セイディの表情が暗くなる。オフェリアはなにを思ったのか、こほんと咳ばらいをした。
「……この世は、理不尽なことばかりですよね」
オフェリアの態度は改まっていた。
彼女は目を伏せ、もう一度祈るように手を組んだ。
「私がどうこう言える問題ではありません。ただ、私は平和が一番だと思っております」
「オフェリアさん」
「私にできることは、ただ祈ることだけ」
祈りの仕草を見せるオフェリアに、悲壮感はなかった。
彼女は自らの役割に誇りを持っているのだ。祈ることも必要だと分かっているから。
「この祈りが通用するかはわかりません。でも、しないよりもしたほうがいいと思うのです」
セイディも同じ考えだ。指をくわえてみているだけなんて、絶対に嫌だ。
「帝国の皆さまがどんな考えを持っていらっしゃるのか。私には見当もつきません」
「はい」
「人それぞれの考えがあって、人それぞれの信念がある。正義だってある。違う思考の者がぶつかるのは当然のこと」
オフェリアの金の瞳がセイディに向いた。わずかな時間だったが、彼女の瞳に暗い影が差す。

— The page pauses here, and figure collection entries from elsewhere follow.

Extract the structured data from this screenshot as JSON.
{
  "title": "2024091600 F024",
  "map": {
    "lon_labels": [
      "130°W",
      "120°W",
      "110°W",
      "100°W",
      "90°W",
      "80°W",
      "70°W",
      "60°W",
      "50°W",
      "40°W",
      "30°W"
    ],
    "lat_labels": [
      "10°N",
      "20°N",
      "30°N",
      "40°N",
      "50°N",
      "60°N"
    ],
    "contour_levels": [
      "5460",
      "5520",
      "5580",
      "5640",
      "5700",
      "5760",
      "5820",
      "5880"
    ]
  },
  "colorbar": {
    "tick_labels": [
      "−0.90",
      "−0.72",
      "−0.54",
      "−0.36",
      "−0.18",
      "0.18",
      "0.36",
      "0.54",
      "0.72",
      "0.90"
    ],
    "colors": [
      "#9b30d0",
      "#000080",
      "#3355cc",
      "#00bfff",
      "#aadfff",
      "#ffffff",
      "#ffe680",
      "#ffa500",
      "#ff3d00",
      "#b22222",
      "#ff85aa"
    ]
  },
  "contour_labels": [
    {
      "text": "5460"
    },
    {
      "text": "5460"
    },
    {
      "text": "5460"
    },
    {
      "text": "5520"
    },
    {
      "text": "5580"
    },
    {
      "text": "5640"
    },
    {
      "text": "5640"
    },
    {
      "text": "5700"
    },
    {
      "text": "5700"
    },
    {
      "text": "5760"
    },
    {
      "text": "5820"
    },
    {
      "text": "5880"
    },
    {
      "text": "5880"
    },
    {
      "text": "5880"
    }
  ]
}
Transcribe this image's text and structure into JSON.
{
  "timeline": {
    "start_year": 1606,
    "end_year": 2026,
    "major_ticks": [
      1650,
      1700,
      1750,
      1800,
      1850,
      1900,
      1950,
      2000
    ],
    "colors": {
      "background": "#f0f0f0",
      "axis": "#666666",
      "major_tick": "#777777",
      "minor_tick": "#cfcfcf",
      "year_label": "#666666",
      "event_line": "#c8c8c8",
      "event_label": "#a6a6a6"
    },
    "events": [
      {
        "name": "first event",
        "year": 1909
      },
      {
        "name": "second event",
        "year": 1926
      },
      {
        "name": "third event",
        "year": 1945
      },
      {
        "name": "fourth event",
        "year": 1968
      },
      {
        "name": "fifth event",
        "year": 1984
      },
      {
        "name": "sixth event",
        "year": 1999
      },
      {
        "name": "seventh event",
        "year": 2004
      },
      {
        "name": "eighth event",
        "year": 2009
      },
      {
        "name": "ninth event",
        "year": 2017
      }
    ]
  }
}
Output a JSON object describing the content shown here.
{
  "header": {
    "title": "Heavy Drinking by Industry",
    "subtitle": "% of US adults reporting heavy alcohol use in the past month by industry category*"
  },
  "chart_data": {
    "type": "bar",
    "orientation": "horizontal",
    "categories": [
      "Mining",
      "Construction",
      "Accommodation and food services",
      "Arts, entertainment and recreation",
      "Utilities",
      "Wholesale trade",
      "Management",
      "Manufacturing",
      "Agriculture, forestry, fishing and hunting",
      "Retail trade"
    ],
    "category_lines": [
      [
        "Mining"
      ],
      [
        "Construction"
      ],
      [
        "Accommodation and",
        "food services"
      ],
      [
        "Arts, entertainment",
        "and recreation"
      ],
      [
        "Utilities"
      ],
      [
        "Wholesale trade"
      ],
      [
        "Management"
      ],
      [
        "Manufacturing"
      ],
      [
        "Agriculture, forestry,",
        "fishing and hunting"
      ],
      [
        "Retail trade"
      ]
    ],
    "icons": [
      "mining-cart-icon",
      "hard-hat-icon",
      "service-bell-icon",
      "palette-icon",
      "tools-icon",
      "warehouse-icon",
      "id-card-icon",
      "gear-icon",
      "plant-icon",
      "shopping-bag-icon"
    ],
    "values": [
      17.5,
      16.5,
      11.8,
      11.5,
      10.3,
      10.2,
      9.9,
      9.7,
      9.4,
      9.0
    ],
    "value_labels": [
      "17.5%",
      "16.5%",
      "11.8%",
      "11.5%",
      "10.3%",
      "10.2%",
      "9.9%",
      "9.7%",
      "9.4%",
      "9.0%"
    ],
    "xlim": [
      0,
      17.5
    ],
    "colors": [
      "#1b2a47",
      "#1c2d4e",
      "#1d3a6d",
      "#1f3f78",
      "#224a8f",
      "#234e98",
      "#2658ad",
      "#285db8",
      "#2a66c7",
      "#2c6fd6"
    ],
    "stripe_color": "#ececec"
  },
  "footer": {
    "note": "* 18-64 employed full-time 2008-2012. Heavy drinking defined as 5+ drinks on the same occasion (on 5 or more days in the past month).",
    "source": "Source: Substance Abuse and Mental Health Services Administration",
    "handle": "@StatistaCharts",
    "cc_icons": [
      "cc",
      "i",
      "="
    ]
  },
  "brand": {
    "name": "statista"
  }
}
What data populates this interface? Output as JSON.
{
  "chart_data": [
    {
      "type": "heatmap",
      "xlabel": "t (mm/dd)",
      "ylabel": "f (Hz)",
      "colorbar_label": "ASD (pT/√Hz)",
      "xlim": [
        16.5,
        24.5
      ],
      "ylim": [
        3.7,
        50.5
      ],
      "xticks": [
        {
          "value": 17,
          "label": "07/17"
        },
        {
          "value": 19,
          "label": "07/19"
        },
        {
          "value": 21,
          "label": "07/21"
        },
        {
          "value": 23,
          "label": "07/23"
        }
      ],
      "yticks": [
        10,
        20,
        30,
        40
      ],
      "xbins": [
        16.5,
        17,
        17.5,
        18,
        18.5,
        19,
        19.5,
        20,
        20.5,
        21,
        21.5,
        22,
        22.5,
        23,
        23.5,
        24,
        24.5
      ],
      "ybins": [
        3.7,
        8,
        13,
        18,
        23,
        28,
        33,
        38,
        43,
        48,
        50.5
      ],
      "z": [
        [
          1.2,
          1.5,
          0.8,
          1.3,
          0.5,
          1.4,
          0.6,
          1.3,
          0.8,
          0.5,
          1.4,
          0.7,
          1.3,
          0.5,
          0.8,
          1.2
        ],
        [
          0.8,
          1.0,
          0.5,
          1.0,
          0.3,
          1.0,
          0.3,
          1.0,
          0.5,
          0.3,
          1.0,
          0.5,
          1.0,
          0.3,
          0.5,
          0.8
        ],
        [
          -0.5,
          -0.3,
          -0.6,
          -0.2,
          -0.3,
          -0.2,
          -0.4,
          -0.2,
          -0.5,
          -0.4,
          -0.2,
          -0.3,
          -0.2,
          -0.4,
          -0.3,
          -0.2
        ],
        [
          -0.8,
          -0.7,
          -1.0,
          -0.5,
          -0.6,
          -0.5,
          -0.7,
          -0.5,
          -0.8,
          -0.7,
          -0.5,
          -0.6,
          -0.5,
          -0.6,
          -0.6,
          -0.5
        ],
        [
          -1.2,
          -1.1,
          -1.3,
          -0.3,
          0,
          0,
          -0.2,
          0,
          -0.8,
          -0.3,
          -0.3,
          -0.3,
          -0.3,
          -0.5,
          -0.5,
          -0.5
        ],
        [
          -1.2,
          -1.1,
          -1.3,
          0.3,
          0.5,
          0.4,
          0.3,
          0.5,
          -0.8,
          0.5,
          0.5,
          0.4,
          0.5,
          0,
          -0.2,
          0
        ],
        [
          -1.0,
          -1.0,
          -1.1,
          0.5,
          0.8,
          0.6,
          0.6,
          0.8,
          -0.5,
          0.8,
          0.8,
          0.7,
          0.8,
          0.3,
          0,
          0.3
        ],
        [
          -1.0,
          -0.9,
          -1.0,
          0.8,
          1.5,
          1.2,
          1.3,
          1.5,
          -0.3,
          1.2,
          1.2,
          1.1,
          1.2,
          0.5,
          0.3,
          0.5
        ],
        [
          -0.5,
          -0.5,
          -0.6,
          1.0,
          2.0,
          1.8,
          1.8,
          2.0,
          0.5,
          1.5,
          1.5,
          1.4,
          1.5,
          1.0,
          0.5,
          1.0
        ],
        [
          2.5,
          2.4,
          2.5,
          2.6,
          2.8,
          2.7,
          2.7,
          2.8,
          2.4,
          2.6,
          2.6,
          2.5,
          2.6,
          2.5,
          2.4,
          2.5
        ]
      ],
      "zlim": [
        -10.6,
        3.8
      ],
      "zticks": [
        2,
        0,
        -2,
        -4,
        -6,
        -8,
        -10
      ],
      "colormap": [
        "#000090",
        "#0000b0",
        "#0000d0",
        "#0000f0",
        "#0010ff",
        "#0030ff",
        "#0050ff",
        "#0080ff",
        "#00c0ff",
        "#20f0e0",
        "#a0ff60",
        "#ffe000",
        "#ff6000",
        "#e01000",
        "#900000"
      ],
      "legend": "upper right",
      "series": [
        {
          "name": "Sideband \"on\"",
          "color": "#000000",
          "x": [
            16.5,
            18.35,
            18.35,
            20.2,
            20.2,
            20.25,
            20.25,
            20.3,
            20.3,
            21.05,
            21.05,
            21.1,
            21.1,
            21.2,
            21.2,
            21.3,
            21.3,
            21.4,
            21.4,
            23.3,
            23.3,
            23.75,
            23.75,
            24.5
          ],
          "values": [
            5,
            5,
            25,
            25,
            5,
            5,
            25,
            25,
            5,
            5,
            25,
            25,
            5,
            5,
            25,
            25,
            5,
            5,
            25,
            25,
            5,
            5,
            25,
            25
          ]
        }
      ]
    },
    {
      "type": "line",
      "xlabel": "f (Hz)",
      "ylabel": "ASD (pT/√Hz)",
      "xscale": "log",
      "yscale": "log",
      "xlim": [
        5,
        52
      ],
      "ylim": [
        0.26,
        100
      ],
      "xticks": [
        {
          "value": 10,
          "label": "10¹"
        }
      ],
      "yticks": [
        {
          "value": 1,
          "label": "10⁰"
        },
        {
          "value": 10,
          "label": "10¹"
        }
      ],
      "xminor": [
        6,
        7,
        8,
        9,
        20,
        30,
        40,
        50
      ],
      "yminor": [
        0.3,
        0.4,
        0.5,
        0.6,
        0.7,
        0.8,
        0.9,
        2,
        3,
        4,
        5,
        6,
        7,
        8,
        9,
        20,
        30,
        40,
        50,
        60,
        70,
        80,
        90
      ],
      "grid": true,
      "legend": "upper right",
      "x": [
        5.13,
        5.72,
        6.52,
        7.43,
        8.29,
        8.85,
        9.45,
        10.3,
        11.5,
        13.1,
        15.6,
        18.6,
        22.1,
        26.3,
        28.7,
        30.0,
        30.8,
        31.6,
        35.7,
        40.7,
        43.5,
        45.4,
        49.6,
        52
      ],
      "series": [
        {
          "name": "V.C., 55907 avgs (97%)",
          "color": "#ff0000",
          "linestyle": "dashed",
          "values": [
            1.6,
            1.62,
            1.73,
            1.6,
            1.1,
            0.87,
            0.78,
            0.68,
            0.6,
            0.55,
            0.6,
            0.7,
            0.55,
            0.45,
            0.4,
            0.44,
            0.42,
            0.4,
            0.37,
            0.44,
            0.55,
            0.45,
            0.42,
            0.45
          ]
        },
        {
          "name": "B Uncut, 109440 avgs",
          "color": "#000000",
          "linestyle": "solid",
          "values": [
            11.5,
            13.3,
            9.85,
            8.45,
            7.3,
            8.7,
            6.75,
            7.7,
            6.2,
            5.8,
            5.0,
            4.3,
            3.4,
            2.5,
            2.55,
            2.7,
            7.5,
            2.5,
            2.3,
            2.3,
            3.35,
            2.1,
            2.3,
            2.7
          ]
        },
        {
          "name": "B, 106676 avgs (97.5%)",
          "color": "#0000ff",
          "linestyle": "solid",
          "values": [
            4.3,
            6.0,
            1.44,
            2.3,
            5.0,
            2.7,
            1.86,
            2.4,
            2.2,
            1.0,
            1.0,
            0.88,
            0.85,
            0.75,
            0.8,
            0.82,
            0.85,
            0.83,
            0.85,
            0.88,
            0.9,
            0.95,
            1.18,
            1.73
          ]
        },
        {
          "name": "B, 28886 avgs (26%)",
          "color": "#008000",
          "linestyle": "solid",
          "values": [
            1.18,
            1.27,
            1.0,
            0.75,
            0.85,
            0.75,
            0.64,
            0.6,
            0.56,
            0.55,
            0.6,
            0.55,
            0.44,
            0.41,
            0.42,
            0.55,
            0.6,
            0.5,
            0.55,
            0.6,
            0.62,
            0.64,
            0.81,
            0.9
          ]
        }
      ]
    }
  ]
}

「っと、こんなことを語っても仕方がありませんね。セイディさんならわかっているでしょうし」
「……いえ、改めて聞くと思うことがありましたから」
苦笑を浮かべる。オフェリアは大きくうなずいた。
「帝国の目的さえわかったなら、公国が協力することも可能でしょう。……王国のみなさまがいらっしゃったのは、協力を求めるためなのでしょう?」
隠しても無駄だろう。けど、自分が勝手に口を滑らせるわけにはいかない。
あいまいな笑みを浮かべると、オフェリアはセイディの考えを理解したようで、追及してこなかった。
「すべては公爵さまの判断です。私にできることはありませんが、お話を聞くことくらいはできますから」
「そのときは、お願いします」
軽く頭を下げる。オフェリアがうなずくと部屋の扉がノックされた。
オフェリアが返事をすると、現れたのは侍女服に身を包んだ一人の女性だ。彼女は目を伏せている。
「公爵閣下がお戻りになりました」
「わかりました。――というわけで、セイディさん。お茶会はお開きになりそうです」
ティーカップに残ったお茶をオフェリアが飲み干す。
対するセイディはクッキーを食べて、お茶も飲みほした。クッキーを残すなんて考えはセイディにはない。
「オフェリアさん。ありがとうございました」
立ち上がって礼をする。オフェリアは軽く瞬きをしたものの、口元を緩めた。
「こちらこそ、ありがとうございました。ですが、きっとまたすぐに会えると思いますわ」
「……そうですね」
「またお茶をしましょうね」
手を振ったオフェリアに向って、セイディも手を振り返す。
「あなた、セイディさんを公爵閣下の元に案内してあげて頂戴」
「かしこまりました、オフェリアさま」
指示を受けた侍女が視線をセイディに向ける。
「よろしくお願いしますね」
「はい」
侍女に続いて部屋を出ていく。
最後に室内を振り返ると、オフェリアは笑っていた。心なしかエルも見送ってくれているようだった。